EHP: Environmental Factors in Birth Defects: What We Need To Know
October 1, 2009, 10:22 am
Filed under: News

Given the myriad steps involved in fetal growth, each presenting the opportunity for developmental mischief, it is not surprising that more than 7,000 kinds of birth defects are known to occur. The causes of birth defects remain largely a mystery, however, although a few culprits have been identified as important contributors, including some environmental agents.

In the developing world, where malnutrition, poverty, disease, and lack of access to health care elevate prenatal risk, birth defects impose “enormous personal and societal consequences,” according to the 2003 Institute of Medicine report Reducing Birth Defects: Meeting the Challenge in the Developing World.
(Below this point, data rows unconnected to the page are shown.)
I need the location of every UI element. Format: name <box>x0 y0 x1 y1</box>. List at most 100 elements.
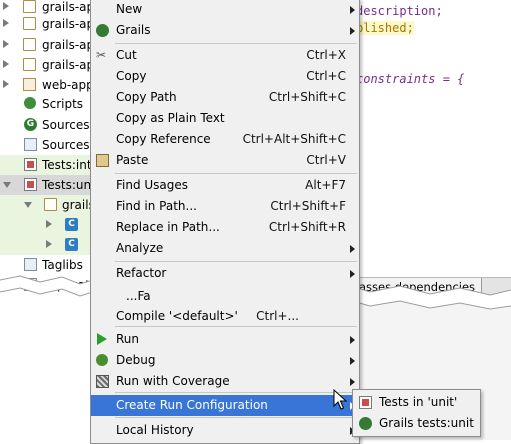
web-folder-icon <box>23 78 36 91</box>
collapse-arrow-icon[interactable] <box>24 202 32 208</box>
expand-arrow-icon[interactable] <box>3 60 9 68</box>
folder-icon <box>23 58 36 71</box>
tests-icon <box>359 396 372 409</box>
submenu-arrow-icon <box>350 245 355 253</box>
expand-arrow-icon[interactable] <box>3 19 9 27</box>
menu-item-copy-plain-text[interactable]: Copy as Plain Text <box>91 108 359 129</box>
tests-icon <box>24 178 37 191</box>
menu-item-compile[interactable]: Compile '<default>' Ctrl+... <box>91 306 359 327</box>
menu-item-grails[interactable]: Grails <box>91 20 359 41</box>
menu-item-label: Copy <box>116 69 147 83</box>
expand-arrow-icon[interactable] <box>3 2 9 10</box>
paste-icon <box>96 154 109 167</box>
menu-separator <box>115 392 357 393</box>
collapse-arrow-icon[interactable] <box>3 182 11 188</box>
menu-item-paste[interactable]: Paste Ctrl+V <box>91 150 359 171</box>
menu-item-label: Grails <box>116 23 151 37</box>
class-icon: C <box>65 238 78 251</box>
menu-item-label: Find in Path... <box>116 199 197 213</box>
menu-item-label: Run <box>116 332 140 346</box>
run-configuration-submenu: Tests in 'unit' Grails tests:unit <box>352 389 481 437</box>
submenu-item-label: Grails tests:unit <box>379 416 474 430</box>
code-line: description; <box>356 4 443 18</box>
coverage-icon <box>96 375 109 388</box>
menu-item-create-run-configuration[interactable]: Create Run Configuration <box>91 395 359 416</box>
menu-item-analyze[interactable]: Analyze <box>91 238 359 259</box>
menu-item-copy-reference[interactable]: Copy Reference Ctrl+Alt+Shift+C <box>91 129 359 150</box>
menu-item-label: Analyze <box>116 241 164 255</box>
menu-item-label: Local History <box>116 423 194 437</box>
submenu-item-tests-in-unit[interactable]: Tests in 'unit' <box>353 392 480 413</box>
groovy-icon: G <box>24 118 37 131</box>
mouse-cursor-icon <box>333 389 348 410</box>
menu-item-run[interactable]: Run <box>91 329 359 350</box>
menu-item-shortcut: Ctrl+C <box>306 69 346 83</box>
menu-item-shortcut: Ctrl+X <box>306 48 346 62</box>
menu-item-label: Paste <box>116 153 149 167</box>
grails-icon <box>359 417 372 430</box>
debug-icon <box>96 354 108 366</box>
menu-item-shortcut: Ctrl+Shift+F <box>270 199 346 213</box>
expand-arrow-icon[interactable] <box>3 40 9 48</box>
context-menu: New Grails ✂ Cut Ctrl+X Copy Ctrl+C Copy… <box>90 0 360 444</box>
menu-item-run-with-coverage[interactable]: Run with Coverage <box>91 371 359 392</box>
menu-item-find-in-path[interactable]: Find in Path... Ctrl+Shift+F <box>91 196 359 217</box>
menu-item-copy-path[interactable]: Copy Path Ctrl+Shift+C <box>91 87 359 108</box>
menu-item-new[interactable]: New <box>91 0 359 20</box>
scissors-icon: ✂ <box>96 48 107 62</box>
menu-item-label: Create Run Configuration <box>116 398 268 412</box>
menu-item-label: Compile '<default>' <box>116 309 238 323</box>
tree-item-label: Sources:j <box>42 138 97 152</box>
code-line-highlighted: blished; <box>356 21 414 35</box>
menu-item-replace-in-path[interactable]: Replace in Path... Ctrl+Shift+R <box>91 217 359 238</box>
menu-separator <box>115 261 357 262</box>
submenu-arrow-icon <box>350 27 355 35</box>
file-icon <box>24 258 37 271</box>
menu-separator <box>115 173 357 174</box>
submenu-arrow-icon <box>350 336 355 344</box>
menu-item-label: Find Usages <box>116 178 189 192</box>
submenu-arrow-icon <box>350 270 355 278</box>
menu-item-find-usages[interactable]: Find Usages Alt+F7 <box>91 175 359 196</box>
code-text: blished; <box>356 21 414 35</box>
menu-item-shortcut: Ctrl+Alt+Shift+C <box>242 132 346 146</box>
expand-arrow-icon[interactable] <box>46 220 52 228</box>
tree-item-label: Scripts <box>42 97 84 111</box>
menu-item-local-history[interactable]: Local History <box>91 420 359 441</box>
menu-item-label: ...Fa <box>126 289 151 303</box>
menu-separator <box>115 43 357 44</box>
tests-icon <box>24 158 37 171</box>
menu-separator <box>115 417 357 418</box>
menu-item-cut[interactable]: ✂ Cut Ctrl+X <box>91 45 359 66</box>
menu-item-label: New <box>116 2 143 16</box>
menu-item-label: Copy Path <box>116 90 177 104</box>
scripts-icon <box>24 97 36 109</box>
menu-item-label: Run with Coverage <box>116 374 230 388</box>
class-icon: C <box>65 218 78 231</box>
menu-item-label: Refactor <box>116 266 167 280</box>
code-editor[interactable]: description; blished; constraints = { <box>350 0 511 270</box>
folder-icon <box>23 0 36 13</box>
file-icon <box>24 278 37 291</box>
menu-item-refactor[interactable]: Refactor <box>91 263 359 284</box>
menu-item-shortcut: Ctrl+... <box>256 309 299 323</box>
menu-item-copy[interactable]: Copy Ctrl+C <box>91 66 359 87</box>
menu-item-shortcut: Ctrl+Shift+C <box>268 90 346 104</box>
menu-item-label: Copy Reference <box>116 132 211 146</box>
submenu-item-grails-tests-unit[interactable]: Grails tests:unit <box>353 413 480 434</box>
submenu-arrow-icon <box>350 378 355 386</box>
tree-item-label: Taglibs <box>42 258 83 272</box>
folder-icon <box>23 38 36 51</box>
tree-item-label: web-app <box>42 78 94 92</box>
folder-icon <box>44 198 57 211</box>
expand-arrow-icon[interactable] <box>46 240 52 248</box>
menu-item-debug[interactable]: Debug <box>91 350 359 371</box>
tab-dependencies[interactable]: asses dependencies <box>352 278 483 298</box>
menu-separator <box>115 326 357 327</box>
menu-item-shortcut: Alt+F7 <box>305 178 346 192</box>
menu-item-shortcut: Ctrl+Shift+R <box>268 220 346 234</box>
run-icon <box>97 333 107 345</box>
submenu-arrow-icon <box>350 357 355 365</box>
menu-item-partial[interactable]: ...Fa <box>91 286 359 307</box>
expand-arrow-icon[interactable] <box>3 80 9 88</box>
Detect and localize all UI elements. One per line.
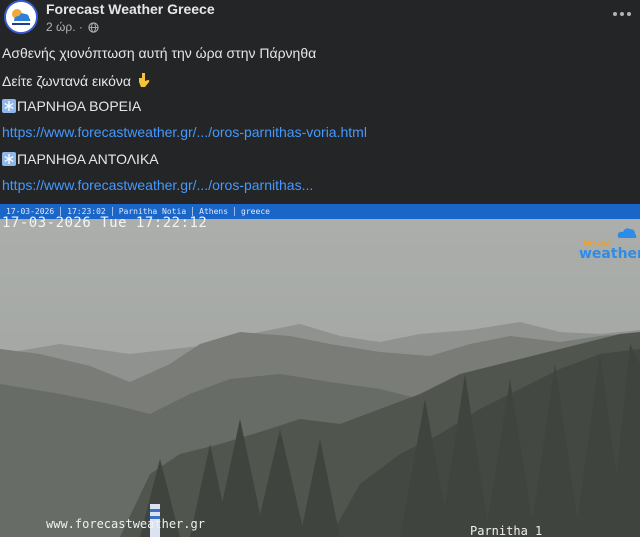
- webcam-timestamp: 17-03-2026 Tue 17:22:12: [2, 215, 208, 231]
- facebook-post: Forecast Weather Greece 2 ώρ. · Ασθενής …: [0, 0, 640, 537]
- section-2-link-row: https://www.forecastweather.gr/.../oros-…: [2, 177, 313, 193]
- cloud-icon: [617, 228, 637, 238]
- post-text-line-2-label: Δείτε ζωντανά εικόνα: [2, 73, 132, 89]
- forecast-weather-logo: forecast weather: [577, 226, 640, 262]
- more-options-icon: [613, 12, 617, 16]
- osd-country: greece: [241, 207, 270, 216]
- snowflake-icon: [2, 152, 16, 166]
- section-2-link[interactable]: https://www.forecastweather.gr/.../oros-…: [2, 177, 313, 193]
- logo-weather-text: weather: [579, 246, 640, 262]
- section-2-title-text: ΠΑΡΝΗΘΑ ΑΝΤΟΛΙΚΑ: [17, 151, 159, 167]
- mountain-landscape-image: [0, 204, 640, 537]
- page-avatar[interactable]: [4, 0, 38, 34]
- webcam-watermark: www.forecastweather.gr: [46, 517, 205, 531]
- webcam-image[interactable]: 17-03-2026 17:23:02 Parnitha Notia Athen…: [0, 204, 640, 537]
- section-1-link-row: https://www.forecastweather.gr/.../oros-…: [2, 124, 367, 140]
- section-2-title: ΠΑΡΝΗΘΑ ΑΝΤΟΛΙΚΑ: [2, 151, 159, 167]
- globe-icon[interactable]: [88, 22, 99, 33]
- pointing-down-hand-icon: [138, 73, 150, 87]
- section-1-title-text: ΠΑΡΝΗΘΑ ΒΟΡΕΙΑ: [17, 98, 142, 114]
- snowflake-icon: [2, 99, 16, 113]
- section-1-link[interactable]: https://www.forecastweather.gr/.../oros-…: [2, 124, 367, 140]
- section-1-title: ΠΑΡΝΗΘΑ ΒΟΡΕΙΑ: [2, 98, 141, 114]
- meta-separator: ·: [78, 20, 83, 34]
- post-time[interactable]: 2 ώρ.: [46, 20, 76, 34]
- more-options-button[interactable]: [606, 4, 638, 24]
- webcam-camera-label: Parnitha 1: [470, 524, 543, 537]
- post-meta: 2 ώρ. ·: [46, 20, 99, 34]
- forecast-weather-logo-icon: [6, 2, 36, 32]
- post-text-line-2: Δείτε ζωντανά εικόνα: [2, 72, 151, 89]
- page-name[interactable]: Forecast Weather Greece: [46, 1, 215, 17]
- post-text-line-1: Ασθενής χιονόπτωση αυτή την ώρα στην Πάρ…: [2, 45, 317, 61]
- post-header: Forecast Weather Greece 2 ώρ. ·: [0, 0, 640, 40]
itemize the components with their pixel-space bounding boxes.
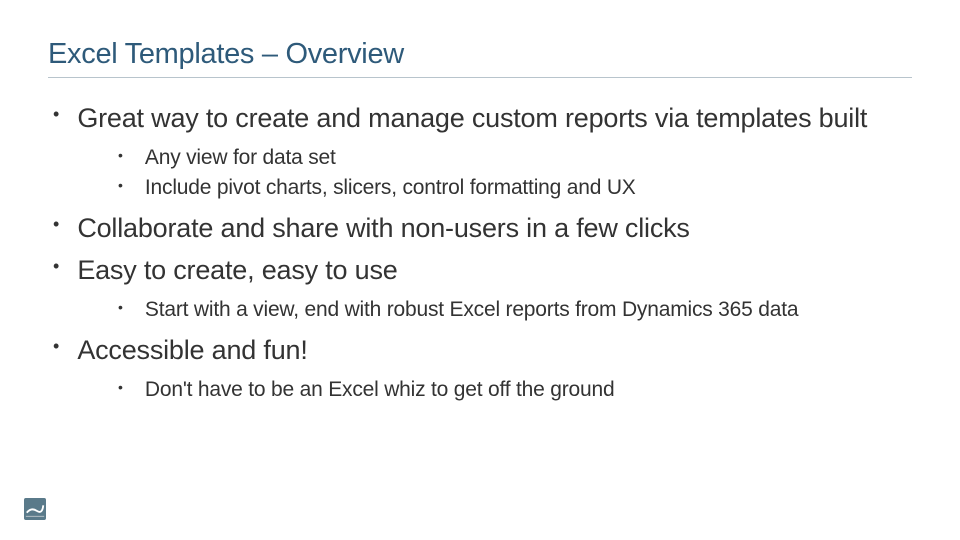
bullet-text: Include pivot charts, slicers, control f… — [145, 174, 636, 202]
bullet-sub-group: • Any view for data set • Include pivot … — [48, 144, 912, 203]
bullet-level-2: • Don't have to be an Excel whiz to get … — [118, 376, 912, 404]
bullet-marker: • — [53, 212, 59, 237]
bullet-sub-group: • Start with a view, end with robust Exc… — [48, 296, 912, 324]
bullet-level-2: • Start with a view, end with robust Exc… — [118, 296, 912, 324]
bullet-marker: • — [118, 144, 123, 166]
bullet-level-2: • Any view for data set — [118, 144, 912, 172]
bullet-marker: • — [118, 296, 123, 318]
bullet-text: Collaborate and share with non-users in … — [77, 212, 689, 246]
bullet-marker: • — [118, 174, 123, 196]
bullet-text: Start with a view, end with robust Excel… — [145, 296, 798, 324]
bullet-level-2: • Include pivot charts, slicers, control… — [118, 174, 912, 202]
footer-logo-icon — [24, 498, 46, 520]
bullet-sub-group: • Don't have to be an Excel whiz to get … — [48, 376, 912, 404]
bullet-level-1: • Accessible and fun! — [48, 334, 912, 368]
bullet-text: Great way to create and manage custom re… — [77, 102, 867, 136]
bullet-level-1: • Collaborate and share with non-users i… — [48, 212, 912, 246]
bullet-marker: • — [53, 102, 59, 127]
slide-title: Excel Templates – Overview — [48, 38, 912, 78]
slide-container: Excel Templates – Overview • Great way t… — [0, 0, 960, 404]
bullet-marker: • — [53, 254, 59, 279]
bullet-text: Don't have to be an Excel whiz to get of… — [145, 376, 615, 404]
bullet-level-1: • Easy to create, easy to use — [48, 254, 912, 288]
bullet-text: Accessible and fun! — [77, 334, 307, 368]
bullet-marker: • — [118, 376, 123, 398]
bullet-marker: • — [53, 334, 59, 359]
bullet-text: Any view for data set — [145, 144, 336, 172]
slide-content: • Great way to create and manage custom … — [48, 84, 912, 404]
bullet-level-1: • Great way to create and manage custom … — [48, 102, 912, 136]
bullet-text: Easy to create, easy to use — [77, 254, 397, 288]
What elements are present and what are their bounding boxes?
Experts in the developed world often have similar concerns, because in many regions birth defects are the largest single cause of infant deaths.

But reliable numbers for both defects and cases remain unclear, due in large part to a lack of funding, coordinated monitoring efforts, and adequate data. The causes of only about 30% of birth defects are somewhat well understood, and knowledge even of those is sometimes spotty. The 70% still unknown leaves open the possibility that environmental factors could play a significant role. “There are all kinds of classification and data challenges that are tough to overcome,” says Ted Schettler, science director of the nonprofit Science and Environmental Health Network. “It almost makes cancer tracking look easy—[those researchers are] getting pretty standardized data that’s completely not available in the world of birth defects.”